A fragnet is a fragment of a CPM logic diagram, having many characteristics. It contains one or more activities or events with a positive duration. Those activities are logically connected to each other; and the fragnet as a whole is logically connected into the project schedule by creating a logic tie to a predecessor activity and a successor activity.

Using the accepted fragnet as a template, the planner can add the impacted activities and their logic. Planner should make the accepted activity adjustments to the existing activities as necessary to mirror the fragnet and set the duration of the delay activities to zero and recalculate the CPM. At this point in the analysis, all computed and actual dates in the original schedule update should match that from the original schedule update. If all dates do not match, then the fragnet insertion must be corrected until they do match.

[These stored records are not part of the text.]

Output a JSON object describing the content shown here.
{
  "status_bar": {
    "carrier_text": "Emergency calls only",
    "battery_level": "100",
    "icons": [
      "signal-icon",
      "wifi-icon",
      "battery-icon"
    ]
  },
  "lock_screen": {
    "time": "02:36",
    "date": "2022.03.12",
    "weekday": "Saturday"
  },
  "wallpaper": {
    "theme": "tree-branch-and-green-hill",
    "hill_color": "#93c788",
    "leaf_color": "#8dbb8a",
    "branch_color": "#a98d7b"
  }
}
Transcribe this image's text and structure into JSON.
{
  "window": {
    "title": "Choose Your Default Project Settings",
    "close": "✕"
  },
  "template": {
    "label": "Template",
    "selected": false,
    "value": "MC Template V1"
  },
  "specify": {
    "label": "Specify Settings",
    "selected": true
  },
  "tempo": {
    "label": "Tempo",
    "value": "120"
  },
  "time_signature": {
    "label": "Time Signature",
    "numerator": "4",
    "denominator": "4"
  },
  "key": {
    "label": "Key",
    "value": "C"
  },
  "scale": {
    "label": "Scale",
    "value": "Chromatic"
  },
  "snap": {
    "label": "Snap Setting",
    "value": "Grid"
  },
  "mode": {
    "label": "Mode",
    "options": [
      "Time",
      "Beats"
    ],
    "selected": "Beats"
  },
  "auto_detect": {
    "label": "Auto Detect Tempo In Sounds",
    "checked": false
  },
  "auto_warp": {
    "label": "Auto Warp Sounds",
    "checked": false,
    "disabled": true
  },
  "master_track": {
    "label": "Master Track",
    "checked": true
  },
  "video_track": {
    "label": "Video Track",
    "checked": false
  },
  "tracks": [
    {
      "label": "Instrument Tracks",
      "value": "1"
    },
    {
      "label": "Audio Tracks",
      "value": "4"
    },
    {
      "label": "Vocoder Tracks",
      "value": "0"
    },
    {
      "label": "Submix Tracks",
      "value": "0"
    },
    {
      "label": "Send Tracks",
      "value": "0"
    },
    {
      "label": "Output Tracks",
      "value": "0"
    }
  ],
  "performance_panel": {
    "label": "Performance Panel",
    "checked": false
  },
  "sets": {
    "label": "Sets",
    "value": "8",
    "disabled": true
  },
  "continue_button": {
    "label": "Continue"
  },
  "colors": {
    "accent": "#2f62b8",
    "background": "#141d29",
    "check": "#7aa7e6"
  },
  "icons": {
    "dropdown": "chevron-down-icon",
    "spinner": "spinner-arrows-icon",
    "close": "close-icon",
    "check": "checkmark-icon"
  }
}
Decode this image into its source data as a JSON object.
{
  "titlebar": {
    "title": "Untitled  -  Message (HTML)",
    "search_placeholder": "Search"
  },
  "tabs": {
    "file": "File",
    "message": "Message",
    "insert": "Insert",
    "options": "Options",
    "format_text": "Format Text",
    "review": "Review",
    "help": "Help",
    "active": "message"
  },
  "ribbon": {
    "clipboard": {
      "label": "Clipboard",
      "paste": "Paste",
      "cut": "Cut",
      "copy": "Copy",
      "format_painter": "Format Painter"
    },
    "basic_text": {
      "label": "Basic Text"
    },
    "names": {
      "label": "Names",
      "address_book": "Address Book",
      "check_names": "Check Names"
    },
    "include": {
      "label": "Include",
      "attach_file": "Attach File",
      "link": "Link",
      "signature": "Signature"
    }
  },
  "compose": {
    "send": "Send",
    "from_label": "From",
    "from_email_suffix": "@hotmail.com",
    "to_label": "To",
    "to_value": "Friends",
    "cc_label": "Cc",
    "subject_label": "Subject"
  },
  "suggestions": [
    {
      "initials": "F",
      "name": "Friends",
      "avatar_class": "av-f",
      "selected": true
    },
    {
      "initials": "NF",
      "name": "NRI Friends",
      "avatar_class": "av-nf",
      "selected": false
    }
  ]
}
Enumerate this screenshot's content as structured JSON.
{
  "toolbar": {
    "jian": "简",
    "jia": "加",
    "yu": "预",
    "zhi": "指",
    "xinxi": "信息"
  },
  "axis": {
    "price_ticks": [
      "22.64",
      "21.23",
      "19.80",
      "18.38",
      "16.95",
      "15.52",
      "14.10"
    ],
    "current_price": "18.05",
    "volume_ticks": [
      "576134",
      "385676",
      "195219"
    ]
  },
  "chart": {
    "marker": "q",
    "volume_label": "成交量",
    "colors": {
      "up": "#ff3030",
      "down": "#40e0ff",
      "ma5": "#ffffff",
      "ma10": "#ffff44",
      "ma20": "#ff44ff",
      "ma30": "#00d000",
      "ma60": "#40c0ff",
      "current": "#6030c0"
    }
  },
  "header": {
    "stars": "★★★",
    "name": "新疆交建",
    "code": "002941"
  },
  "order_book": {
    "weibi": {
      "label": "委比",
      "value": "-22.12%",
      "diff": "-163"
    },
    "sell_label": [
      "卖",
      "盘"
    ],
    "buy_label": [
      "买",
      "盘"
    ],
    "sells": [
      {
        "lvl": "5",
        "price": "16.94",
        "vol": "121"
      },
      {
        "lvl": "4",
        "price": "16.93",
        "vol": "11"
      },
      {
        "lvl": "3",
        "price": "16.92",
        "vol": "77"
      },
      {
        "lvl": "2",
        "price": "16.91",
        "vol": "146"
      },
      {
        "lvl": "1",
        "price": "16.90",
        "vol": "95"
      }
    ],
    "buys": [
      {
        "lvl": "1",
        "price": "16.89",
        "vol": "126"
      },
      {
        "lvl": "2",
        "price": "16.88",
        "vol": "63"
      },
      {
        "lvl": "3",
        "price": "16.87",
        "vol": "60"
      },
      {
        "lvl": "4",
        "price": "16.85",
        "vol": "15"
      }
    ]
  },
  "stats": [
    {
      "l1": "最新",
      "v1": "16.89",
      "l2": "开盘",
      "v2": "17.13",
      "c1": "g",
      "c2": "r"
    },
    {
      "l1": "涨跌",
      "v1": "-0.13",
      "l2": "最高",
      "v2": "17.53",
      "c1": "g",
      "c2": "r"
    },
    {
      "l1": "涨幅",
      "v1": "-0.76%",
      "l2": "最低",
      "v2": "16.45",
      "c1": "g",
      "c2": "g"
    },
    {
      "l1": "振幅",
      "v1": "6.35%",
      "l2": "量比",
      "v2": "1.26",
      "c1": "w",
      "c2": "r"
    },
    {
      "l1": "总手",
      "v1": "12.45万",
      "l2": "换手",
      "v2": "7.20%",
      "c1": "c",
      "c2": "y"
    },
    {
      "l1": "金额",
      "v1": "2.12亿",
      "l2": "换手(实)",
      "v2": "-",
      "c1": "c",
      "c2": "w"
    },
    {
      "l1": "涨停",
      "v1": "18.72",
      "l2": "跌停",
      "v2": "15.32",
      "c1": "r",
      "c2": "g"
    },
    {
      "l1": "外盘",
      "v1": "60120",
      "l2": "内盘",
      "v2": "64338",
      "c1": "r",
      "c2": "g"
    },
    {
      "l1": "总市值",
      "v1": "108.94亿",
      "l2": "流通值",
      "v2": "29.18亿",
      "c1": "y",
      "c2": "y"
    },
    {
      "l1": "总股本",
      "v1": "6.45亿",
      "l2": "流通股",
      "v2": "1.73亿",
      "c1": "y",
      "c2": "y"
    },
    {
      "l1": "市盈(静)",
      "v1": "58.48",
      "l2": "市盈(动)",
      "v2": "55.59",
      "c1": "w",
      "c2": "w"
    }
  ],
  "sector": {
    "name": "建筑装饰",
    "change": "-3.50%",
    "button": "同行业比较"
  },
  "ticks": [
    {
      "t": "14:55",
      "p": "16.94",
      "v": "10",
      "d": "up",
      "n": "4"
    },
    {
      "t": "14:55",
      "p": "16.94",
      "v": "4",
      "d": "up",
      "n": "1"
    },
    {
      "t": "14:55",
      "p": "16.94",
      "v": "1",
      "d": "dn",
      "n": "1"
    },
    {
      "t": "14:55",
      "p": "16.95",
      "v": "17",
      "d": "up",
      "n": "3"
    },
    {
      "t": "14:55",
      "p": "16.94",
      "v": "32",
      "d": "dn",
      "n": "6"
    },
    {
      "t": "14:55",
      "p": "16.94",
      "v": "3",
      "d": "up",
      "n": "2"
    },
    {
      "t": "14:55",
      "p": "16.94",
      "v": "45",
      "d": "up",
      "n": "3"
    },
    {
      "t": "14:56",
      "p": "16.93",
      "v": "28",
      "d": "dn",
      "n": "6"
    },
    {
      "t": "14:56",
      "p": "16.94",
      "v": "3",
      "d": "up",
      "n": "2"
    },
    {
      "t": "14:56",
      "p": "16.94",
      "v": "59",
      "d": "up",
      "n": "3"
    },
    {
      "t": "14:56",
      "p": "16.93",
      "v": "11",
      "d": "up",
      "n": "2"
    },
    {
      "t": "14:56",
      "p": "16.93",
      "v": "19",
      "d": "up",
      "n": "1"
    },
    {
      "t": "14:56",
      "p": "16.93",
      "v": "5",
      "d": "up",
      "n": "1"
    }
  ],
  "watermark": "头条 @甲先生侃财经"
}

In order to ensure TIA accuracy, it is important to often develop fragnets for every change order proposal on the project. Such a policy assures in advance the likely time implications on the remainder of the project. Since many Contractors have a policy to develop change order proposals for every conceivable event not clearly within the contract scope, there can be, and often are, hundreds of fragnets. Further, these fragnets can, in and of themselves, be relatively complicated since they will mimic the changes in scope. However, it should be noted that most of these variations all along a typical construction project will have no impact on the completion of the project. This is why there should be a guard against strategic manipulations over the fragnets in terms of inclusions, exclusions, illogical connections and unrealistic durations.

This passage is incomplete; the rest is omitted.